North Korea Launches More Trash Balloons, South to Respond with Propaganda Broadcasts

North Korea has been launching… no, not grenades, but large balloons hauling piles of garbage to the South. In turn, South Korea will begin spraying… no, not bullets, but K-pop over the border.

The Korean peninsula is one of the tensest regions in the world, and while the bizarre tit-for-tat may sound comical, there is always concern that any situation between the nations could escalate quickly.

North Korea first floated balloons carrying large bundles of garbage to the South in May. At the time, North Korea said this was in retaliation for the South sending leaflets, cultural products, and other propaganda into the North using balloons. In 2023, the South Korean courts struck down a law that had criminalized such leafletting actions.

After launching more than 1,000 balloons in that first May send-off, North Korea said it would suspend additional balloon launches unless further provoked. South Korean authorities used hazardous materials teams to assess the debris, which contained standard-fare trash and manure, and determined the threat level to be low. 

More provocation came last week, however, with multiple South Korean activist groups sending balloons North carrying anti-North Korean government pamphlets, as well as thumb drives with K-pop music and South Korean television dramas. That led to another round of several hundred trash balloons from the North over the weekend.

Of perhaps more concern than the dueling balloon launches is South Korea’s action on 4 June to suspend a 2018 hostility-cessation agreement between the two countries—an agreement North Korea had already declared it would no longer honor. Among other prohibitions, the agreement prevented the South from using speakers to blast border areas with propaganda.

“Observers say South Korea was considering restarting frontline propaganda loudspeaker broadcasts,” the Associated Press reported, “a Cold War-style psychological campaign that experts say has stung in rigidly controlled North Korea, whose 26 million people are mostly not allowed access to foreign news.”

NPR reported South Korea has decided to move forward with the broadcasts.

Kim Yo Jung, sister of North Korean leader Kim Jung Un, said resumption of the broadcasts would be a “prelude to a very dangerous situation.”

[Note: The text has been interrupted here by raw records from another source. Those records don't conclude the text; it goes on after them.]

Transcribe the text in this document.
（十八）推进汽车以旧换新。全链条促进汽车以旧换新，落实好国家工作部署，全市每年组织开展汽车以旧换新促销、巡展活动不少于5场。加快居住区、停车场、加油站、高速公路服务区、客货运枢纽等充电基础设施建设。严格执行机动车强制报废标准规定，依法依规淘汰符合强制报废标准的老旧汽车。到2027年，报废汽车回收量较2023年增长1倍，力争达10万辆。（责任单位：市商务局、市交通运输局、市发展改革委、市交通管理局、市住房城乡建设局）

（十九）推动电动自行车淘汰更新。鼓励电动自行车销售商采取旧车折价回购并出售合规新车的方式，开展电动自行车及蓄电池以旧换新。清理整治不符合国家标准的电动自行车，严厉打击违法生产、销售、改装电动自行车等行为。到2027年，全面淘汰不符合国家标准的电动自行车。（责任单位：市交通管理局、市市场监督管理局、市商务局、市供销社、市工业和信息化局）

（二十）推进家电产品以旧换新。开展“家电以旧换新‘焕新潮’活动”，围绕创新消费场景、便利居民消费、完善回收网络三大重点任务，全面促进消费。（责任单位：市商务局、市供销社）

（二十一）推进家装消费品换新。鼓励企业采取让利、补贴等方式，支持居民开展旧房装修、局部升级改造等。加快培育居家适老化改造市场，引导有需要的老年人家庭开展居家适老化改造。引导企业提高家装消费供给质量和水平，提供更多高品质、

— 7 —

In 2015 when South Korea broadcast propaganda via loudspeaker over the border, North Korea responded with artillery fire to try to silence the speakers. South Korea responded with artillery against the North Korean batteries, marking a relatively rare instance when live fire was exchanged between the two nations, which signed an armistice in 1953 but never completed a peace deal.

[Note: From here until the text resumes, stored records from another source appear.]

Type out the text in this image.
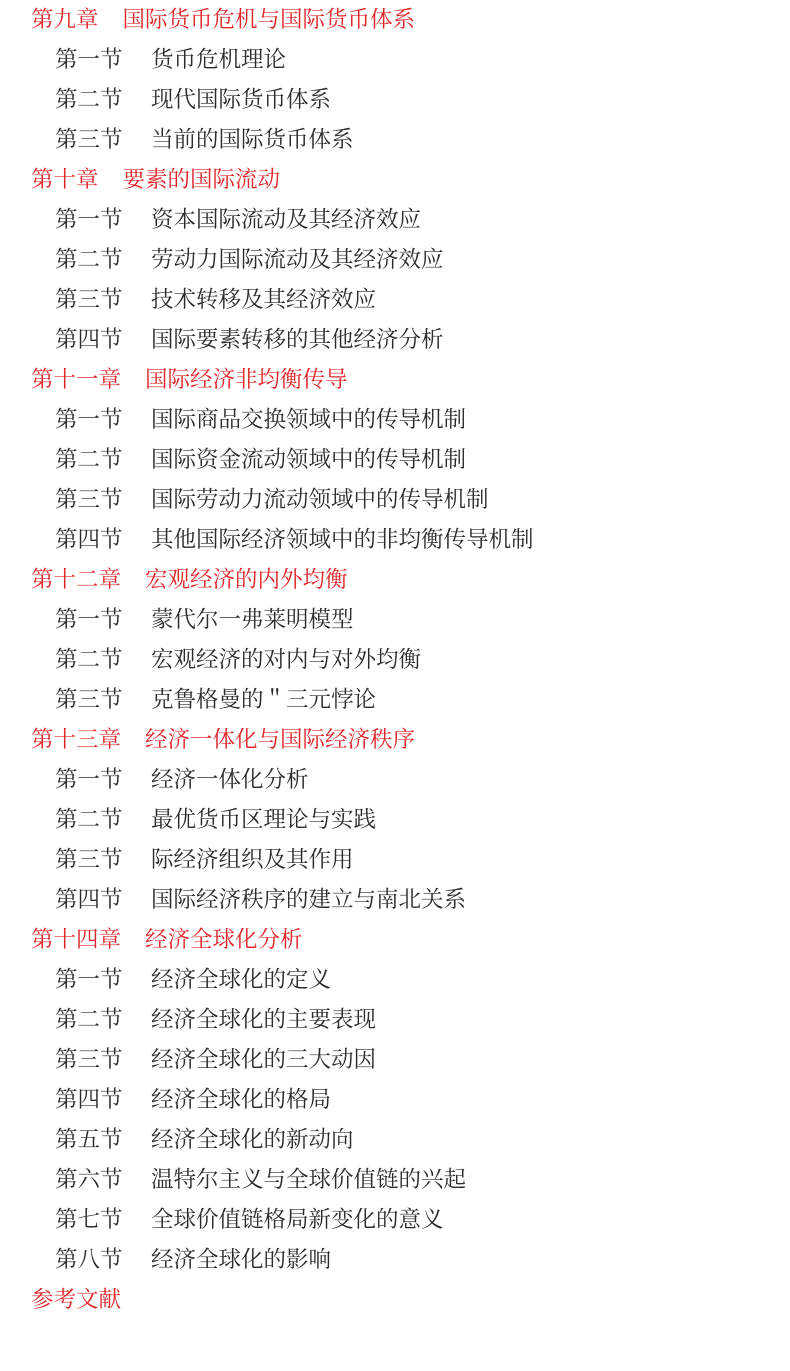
第九章 国际货币危机与国际货币体系
第一节 货币危机理论
第二节 现代国际货币体系
第三节 当前的国际货币体系
第十章 要素的国际流动
第一节 资本国际流动及其经济效应
第二节 劳动力国际流动及其经济效应
第三节 技术转移及其经济效应
第四节 国际要素转移的其他经济分析
第十一章 国际经济非均衡传导
第一节 国际商品交换领域中的传导机制
第二节 国际资金流动领域中的传导机制
第三节 国际劳动力流动领域中的传导机制
第四节 其他国际经济领域中的非均衡传导机制
第十二章 宏观经济的内外均衡
第一节 蒙代尔一弗莱明模型
第二节 宏观经济的对内与对外均衡
第三节 克鲁格曼的＂三元悖论
第十三章 经济一体化与国际经济秩序
第一节 经济一体化分析
第二节 最优货币区理论与实践
第三节 际经济组织及其作用
第四节 国际经济秩序的建立与南北关系
第十四章 经济全球化分析
第一节 经济全球化的定义
第二节 经济全球化的主要表现
第三节 经济全球化的三大动因
第四节 经济全球化的格局
第五节 经济全球化的新动向
第六节 温特尔主义与全球价值链的兴起
第七节 全球价值链格局新变化的意义
第八节 经济全球化的影响
参考文献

While South Korea no doubt views the 30 May firing of ballistic missiles by North Korea with much more alarm than the trash balloons—and the North no doubt views the military exercises between the United States and South Korea with more alarm than propaganda broadcasts—all actions have outsized meaning on the tense peninsula, which sits on a razor’s edge between an uneasy peace and a potentially devastating conflict.